Леонатос: Вам не будет прощения, Тибальт! Тебя найдут — не мы, так Император! Даже здесь, на Эйдолоне, предателям не скрыться!
Тибальт: Довольно! Янычары! Приступить к исполнению приговора!
Кадмейские гвардейцы выбрали для расстрельной команды двадцать человек. В их лазганы были установлены перегруженные батареи, чтобы выстрелы смогли пробить даже плотную мускулатуру и кость космического десантника.
Тибальт приказал им построиться и подождал мгновение, прежде чем приказать открыть огонь — словно наслаждаясь видом четырех Кровавых Ангелов, связанных и беспомощных.
Броня веры
Клотен: Без брони, без оружия… Не так должен умирать космический десантник.
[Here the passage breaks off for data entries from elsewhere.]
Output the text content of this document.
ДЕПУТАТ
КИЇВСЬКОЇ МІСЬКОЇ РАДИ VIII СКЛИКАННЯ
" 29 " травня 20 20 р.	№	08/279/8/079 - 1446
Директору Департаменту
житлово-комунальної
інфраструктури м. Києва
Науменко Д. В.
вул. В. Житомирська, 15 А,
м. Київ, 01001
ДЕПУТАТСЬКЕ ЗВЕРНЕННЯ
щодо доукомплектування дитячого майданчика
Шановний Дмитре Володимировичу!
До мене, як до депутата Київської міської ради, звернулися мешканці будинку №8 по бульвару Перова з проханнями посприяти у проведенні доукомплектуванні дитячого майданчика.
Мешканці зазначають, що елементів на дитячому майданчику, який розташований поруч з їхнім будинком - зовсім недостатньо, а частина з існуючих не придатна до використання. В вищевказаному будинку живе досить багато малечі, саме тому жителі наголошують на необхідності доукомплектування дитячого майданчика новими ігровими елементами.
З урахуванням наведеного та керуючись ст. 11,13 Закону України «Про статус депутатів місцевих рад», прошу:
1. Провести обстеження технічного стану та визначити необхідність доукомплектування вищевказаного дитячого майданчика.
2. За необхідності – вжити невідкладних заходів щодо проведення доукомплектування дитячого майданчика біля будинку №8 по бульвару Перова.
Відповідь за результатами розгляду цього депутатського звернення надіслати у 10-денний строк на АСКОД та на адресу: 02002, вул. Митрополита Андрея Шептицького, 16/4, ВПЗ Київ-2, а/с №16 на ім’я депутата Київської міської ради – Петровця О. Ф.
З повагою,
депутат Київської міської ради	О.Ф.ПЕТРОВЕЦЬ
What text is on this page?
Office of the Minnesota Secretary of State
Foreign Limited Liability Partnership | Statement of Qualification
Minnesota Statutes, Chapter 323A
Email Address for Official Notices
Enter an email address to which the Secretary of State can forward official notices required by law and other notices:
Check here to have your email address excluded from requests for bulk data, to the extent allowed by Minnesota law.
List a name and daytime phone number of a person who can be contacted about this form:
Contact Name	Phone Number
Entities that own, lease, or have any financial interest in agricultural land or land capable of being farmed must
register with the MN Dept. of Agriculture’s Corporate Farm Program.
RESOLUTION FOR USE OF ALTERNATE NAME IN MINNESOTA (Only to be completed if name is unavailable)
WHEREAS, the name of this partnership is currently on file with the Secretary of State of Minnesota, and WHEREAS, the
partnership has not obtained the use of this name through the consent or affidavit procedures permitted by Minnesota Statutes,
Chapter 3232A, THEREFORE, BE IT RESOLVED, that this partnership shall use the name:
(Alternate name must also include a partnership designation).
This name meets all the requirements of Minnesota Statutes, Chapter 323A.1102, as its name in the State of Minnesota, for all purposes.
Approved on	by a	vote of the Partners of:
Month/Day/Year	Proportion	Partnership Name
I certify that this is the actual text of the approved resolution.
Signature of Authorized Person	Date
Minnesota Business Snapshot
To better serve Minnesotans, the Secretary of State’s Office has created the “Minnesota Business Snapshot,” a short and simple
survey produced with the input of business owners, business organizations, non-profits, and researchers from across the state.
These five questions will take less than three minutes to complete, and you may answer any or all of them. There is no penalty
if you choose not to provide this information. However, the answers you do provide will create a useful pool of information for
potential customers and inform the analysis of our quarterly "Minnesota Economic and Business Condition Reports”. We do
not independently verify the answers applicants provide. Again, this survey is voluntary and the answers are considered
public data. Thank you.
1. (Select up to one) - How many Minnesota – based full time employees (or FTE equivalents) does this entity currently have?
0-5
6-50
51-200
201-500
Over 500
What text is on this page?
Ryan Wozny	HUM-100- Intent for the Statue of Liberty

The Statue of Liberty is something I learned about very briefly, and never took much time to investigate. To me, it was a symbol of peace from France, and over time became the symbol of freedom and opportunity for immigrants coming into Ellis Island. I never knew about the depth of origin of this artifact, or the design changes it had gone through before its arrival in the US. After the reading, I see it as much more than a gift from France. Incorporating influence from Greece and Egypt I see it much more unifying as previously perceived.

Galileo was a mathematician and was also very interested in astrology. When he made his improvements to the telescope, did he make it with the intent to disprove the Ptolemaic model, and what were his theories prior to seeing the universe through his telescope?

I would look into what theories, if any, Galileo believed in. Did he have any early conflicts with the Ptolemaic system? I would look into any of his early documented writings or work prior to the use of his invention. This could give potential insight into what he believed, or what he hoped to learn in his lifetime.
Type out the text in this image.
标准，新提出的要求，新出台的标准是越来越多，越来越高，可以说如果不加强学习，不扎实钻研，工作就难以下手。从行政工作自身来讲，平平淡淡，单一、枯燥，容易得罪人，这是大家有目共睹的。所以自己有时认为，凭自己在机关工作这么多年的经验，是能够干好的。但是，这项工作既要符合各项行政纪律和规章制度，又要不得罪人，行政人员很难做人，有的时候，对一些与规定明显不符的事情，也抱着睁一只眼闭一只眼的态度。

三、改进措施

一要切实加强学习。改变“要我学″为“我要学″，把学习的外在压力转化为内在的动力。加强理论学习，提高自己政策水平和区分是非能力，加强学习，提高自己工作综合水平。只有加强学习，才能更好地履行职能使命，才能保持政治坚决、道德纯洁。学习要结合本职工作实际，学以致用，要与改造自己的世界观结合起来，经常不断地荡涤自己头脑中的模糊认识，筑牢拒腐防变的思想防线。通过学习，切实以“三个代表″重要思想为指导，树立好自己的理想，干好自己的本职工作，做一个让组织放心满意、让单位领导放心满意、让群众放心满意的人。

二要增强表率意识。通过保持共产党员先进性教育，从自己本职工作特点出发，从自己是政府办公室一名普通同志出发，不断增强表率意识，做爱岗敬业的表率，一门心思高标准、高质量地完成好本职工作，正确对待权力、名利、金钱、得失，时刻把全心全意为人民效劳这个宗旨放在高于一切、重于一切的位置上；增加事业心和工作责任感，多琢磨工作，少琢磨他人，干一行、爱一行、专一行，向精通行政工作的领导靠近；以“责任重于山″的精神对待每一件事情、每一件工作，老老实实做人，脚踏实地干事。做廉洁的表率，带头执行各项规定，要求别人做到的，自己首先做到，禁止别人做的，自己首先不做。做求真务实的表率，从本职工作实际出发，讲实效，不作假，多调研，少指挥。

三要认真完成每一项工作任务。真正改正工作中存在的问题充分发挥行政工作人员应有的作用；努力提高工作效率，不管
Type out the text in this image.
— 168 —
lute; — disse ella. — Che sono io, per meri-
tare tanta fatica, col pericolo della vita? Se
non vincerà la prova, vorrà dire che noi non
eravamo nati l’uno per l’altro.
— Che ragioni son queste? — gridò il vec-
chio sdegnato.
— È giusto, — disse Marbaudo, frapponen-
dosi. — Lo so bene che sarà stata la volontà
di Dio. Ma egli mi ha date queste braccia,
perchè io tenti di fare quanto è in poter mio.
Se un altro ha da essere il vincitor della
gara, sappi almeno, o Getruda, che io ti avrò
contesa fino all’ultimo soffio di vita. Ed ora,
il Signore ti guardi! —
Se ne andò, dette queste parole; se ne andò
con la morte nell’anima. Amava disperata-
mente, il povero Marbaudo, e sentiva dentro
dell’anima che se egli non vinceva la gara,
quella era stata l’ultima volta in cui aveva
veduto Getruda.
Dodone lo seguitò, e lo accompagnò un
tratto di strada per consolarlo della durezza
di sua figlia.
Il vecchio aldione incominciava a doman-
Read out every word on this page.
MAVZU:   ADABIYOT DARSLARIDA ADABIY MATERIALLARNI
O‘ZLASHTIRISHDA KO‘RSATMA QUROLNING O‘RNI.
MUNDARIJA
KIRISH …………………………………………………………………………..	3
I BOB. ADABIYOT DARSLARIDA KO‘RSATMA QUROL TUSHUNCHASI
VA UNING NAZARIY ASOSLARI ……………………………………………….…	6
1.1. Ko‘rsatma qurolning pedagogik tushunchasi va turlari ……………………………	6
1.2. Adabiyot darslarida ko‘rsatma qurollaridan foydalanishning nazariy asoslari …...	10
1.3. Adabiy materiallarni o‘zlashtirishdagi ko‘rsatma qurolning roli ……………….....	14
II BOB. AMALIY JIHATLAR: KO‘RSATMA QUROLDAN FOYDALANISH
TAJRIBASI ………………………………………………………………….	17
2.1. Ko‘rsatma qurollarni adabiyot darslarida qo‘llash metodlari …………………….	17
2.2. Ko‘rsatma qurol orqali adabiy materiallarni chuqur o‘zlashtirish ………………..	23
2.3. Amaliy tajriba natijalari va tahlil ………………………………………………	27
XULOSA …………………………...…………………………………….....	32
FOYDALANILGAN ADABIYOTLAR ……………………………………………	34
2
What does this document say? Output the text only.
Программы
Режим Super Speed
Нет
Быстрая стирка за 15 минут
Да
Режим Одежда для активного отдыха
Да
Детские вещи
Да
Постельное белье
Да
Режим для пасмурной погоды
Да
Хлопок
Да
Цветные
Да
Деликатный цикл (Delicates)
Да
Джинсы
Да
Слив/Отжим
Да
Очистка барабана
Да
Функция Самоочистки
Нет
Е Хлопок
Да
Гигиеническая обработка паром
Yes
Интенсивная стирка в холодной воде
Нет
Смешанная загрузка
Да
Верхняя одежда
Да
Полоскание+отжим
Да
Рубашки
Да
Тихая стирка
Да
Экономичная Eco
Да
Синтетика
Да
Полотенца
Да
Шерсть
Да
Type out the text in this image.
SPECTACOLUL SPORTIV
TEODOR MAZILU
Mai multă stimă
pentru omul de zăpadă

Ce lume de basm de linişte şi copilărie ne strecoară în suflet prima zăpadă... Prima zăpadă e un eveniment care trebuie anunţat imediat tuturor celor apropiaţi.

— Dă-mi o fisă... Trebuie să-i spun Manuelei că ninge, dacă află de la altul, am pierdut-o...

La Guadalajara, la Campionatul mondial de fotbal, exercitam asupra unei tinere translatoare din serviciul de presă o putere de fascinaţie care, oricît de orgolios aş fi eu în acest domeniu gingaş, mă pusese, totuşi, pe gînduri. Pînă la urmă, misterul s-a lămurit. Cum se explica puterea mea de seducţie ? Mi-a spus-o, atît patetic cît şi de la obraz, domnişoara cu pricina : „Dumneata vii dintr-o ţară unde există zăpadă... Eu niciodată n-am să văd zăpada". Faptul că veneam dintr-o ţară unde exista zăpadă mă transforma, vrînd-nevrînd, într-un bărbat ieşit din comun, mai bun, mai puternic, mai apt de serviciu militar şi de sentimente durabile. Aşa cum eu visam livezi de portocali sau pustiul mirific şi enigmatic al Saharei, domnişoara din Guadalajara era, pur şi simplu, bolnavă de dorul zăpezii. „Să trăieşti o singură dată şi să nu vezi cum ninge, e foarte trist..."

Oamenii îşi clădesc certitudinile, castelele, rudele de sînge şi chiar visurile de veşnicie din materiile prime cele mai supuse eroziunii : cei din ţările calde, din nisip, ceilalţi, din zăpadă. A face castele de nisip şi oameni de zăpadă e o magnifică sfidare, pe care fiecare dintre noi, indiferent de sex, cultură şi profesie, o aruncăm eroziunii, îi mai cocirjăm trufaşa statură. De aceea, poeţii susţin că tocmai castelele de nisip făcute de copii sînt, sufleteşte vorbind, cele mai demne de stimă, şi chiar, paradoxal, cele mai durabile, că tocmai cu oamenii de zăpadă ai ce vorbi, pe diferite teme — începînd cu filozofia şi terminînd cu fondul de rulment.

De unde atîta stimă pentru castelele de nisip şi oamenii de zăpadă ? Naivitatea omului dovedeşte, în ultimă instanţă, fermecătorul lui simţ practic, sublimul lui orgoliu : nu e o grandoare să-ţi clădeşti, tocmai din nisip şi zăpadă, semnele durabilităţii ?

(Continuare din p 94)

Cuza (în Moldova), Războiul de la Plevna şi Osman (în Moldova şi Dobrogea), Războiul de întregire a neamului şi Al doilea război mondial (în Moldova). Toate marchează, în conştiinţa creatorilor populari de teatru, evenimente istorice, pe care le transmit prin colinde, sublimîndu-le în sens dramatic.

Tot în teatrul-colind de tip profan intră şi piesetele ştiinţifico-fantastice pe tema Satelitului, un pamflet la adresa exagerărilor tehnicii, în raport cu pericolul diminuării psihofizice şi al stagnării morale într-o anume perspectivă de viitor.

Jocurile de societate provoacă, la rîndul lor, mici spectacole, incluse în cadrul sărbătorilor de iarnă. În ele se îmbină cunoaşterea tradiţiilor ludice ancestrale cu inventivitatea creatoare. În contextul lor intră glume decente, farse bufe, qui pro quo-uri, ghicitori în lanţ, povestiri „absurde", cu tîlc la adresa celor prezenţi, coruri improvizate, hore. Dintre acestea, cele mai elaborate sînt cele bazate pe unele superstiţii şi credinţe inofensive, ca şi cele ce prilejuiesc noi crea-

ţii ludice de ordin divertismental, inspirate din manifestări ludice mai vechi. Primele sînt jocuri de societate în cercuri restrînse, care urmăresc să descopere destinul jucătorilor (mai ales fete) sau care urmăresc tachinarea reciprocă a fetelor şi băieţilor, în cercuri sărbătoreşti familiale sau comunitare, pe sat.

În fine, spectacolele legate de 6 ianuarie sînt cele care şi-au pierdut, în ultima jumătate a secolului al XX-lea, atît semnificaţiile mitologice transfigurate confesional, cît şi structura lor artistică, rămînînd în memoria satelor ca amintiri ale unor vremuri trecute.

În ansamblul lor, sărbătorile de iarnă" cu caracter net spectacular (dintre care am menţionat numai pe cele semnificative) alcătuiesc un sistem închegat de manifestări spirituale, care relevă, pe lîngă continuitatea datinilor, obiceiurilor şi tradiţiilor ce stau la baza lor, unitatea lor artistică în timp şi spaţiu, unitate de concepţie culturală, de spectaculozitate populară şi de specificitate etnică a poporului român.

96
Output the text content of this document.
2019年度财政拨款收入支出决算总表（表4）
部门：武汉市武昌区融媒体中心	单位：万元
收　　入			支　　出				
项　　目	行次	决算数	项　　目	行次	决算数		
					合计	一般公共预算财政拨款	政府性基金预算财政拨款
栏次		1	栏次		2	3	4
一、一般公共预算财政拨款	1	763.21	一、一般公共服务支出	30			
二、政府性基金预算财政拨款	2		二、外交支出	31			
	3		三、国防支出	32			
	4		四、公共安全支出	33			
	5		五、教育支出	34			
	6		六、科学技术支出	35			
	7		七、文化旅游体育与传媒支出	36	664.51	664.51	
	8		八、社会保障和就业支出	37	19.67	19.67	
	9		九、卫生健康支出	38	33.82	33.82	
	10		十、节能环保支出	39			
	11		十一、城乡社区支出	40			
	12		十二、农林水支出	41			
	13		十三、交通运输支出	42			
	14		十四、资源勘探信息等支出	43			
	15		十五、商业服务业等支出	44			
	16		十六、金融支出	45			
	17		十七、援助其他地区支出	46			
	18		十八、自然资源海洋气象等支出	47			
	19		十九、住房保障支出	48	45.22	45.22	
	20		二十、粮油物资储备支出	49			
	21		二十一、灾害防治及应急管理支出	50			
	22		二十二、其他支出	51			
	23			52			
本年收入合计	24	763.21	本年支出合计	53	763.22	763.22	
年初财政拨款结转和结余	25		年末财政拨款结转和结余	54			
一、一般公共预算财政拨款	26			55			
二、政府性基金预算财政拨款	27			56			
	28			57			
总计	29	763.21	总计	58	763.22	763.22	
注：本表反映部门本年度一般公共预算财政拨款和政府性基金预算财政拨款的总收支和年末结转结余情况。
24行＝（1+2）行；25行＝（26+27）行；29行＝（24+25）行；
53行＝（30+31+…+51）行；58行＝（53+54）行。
Леонатос: У нас есть оружие, брат Клотен.
Клотен: Я знаю, капитан, но от брони веры и меча истовости в этом бою толку много не будет.
Леонатос: Я говорю буквально. Кончик меча, которым лорд Хексус ранил меня в крепости, еще у меня. Я не давал Тибальту закончить монолог, чтобы выиграть время и вытащить его из спины. Он уже почти у меня в руке, нужно еще несколько секунд.
Протей: Но у нас их, кажется, нет, капитан.
Тибальт: Услышь последние в своей жизни слова, Кровавый Ангел. За Трамессину и сынов Кадмеи я приговариваю вас к смерти! Расстрельный отряд! Оружие на изготовку!
Леонатос: Подожди! Неужели ты не хочешь узнать, почему вам не позволили отступить на Трамессине? Неужели ты думаешь, что твои люди погибли лишь потому, что Кровавые Ангелы хотели что-то доказать? На то была причина!
Тибальт: Мне все равно! Целься!
Осколок меча был уже в руке Леонатоса, и он резал лозу, крепко его связывавшую.
Протей: Мой капитан говорит правду! Ксеносы могли выйти нам во фланг, и тогда все было бы кончено! Мы знали, что Кадмейцы не сдадут позиций и будут сражаться, а значит, дадут нам время перейти в наступление! Кадмейским янычарам это стоило многих жизней, но без них Трамессина-IV была бы потеряна.
Тибальт: О, то есть нас повысили с жертвы доктрины до отвлекающего фактора? Как я сожалею, что могу убить вас только один раз. Огонь!
Лоза поддалась. Леонатос вырвался из пут, занес руку и метнул осколок меча. Он был как всегда меток.
Клотен: Хороший бросок, капитан.
Освободившись, Леонатос сорвал лозы со своих боевых братьев.
Гвардеец: Они вырвались! Открыть огонь! Открыть огонь!
Леонатос: За Ваал! За Данте! За Сангвиния!
Сказанные ранее слова Леонатоса, что у них есть оружие, были правдивы одновременно в нескольких смыслах. У них были их кулаки, дополненные сверхразвитой мускулатурой и невероятно плотными костями. У них была скорость восприятия, благодаря которой в битве время словно замедлялось. Даже без болтеров, цепных клинков и силовой брони все они оставались живым оружием. Они бросились к гвардейцам с такой стремительностью, что даже солдатам расстрельного отряда удалось сделать лишь пару выстрелов, прежде чем Леонатос и его боевые братья оказались среди них. Кровавые Ангелы не обратили внимание на боль от тех немногих выстрелов, что в них угодили. Они преодолели расстояние до гвардейцев за полсекунды и начали убивать.
Что я могу сказать о сражающемся космическом десантнике, что не говорилось уже тысячи раз во всех боевых проповедях и песнях? Вам это описывали как танец смерти, где каждое движение, тщательно выбранное и исполненное, наделяло убийство неким кровавым изяществом. Возможно, вам описывали материализовавшуюся ярость, отбрасывающую нас к тем временам, когда человек был диким животным, и звериную неистовость, вновь возвращающуюся на поля сражений.
Я долго пытался подобрать слова, которыми можно было это точно описать. Но слов недостаточно. В Мууле они были божественны, они были аватарами войны. В оазисе, охваченные яростью, в пятьдесят раз уступающие противнику по численности — совсем иными, воплощениями гнева и разрушения. В этот момент я осознал, что они не просто так назывались ангелами смерти.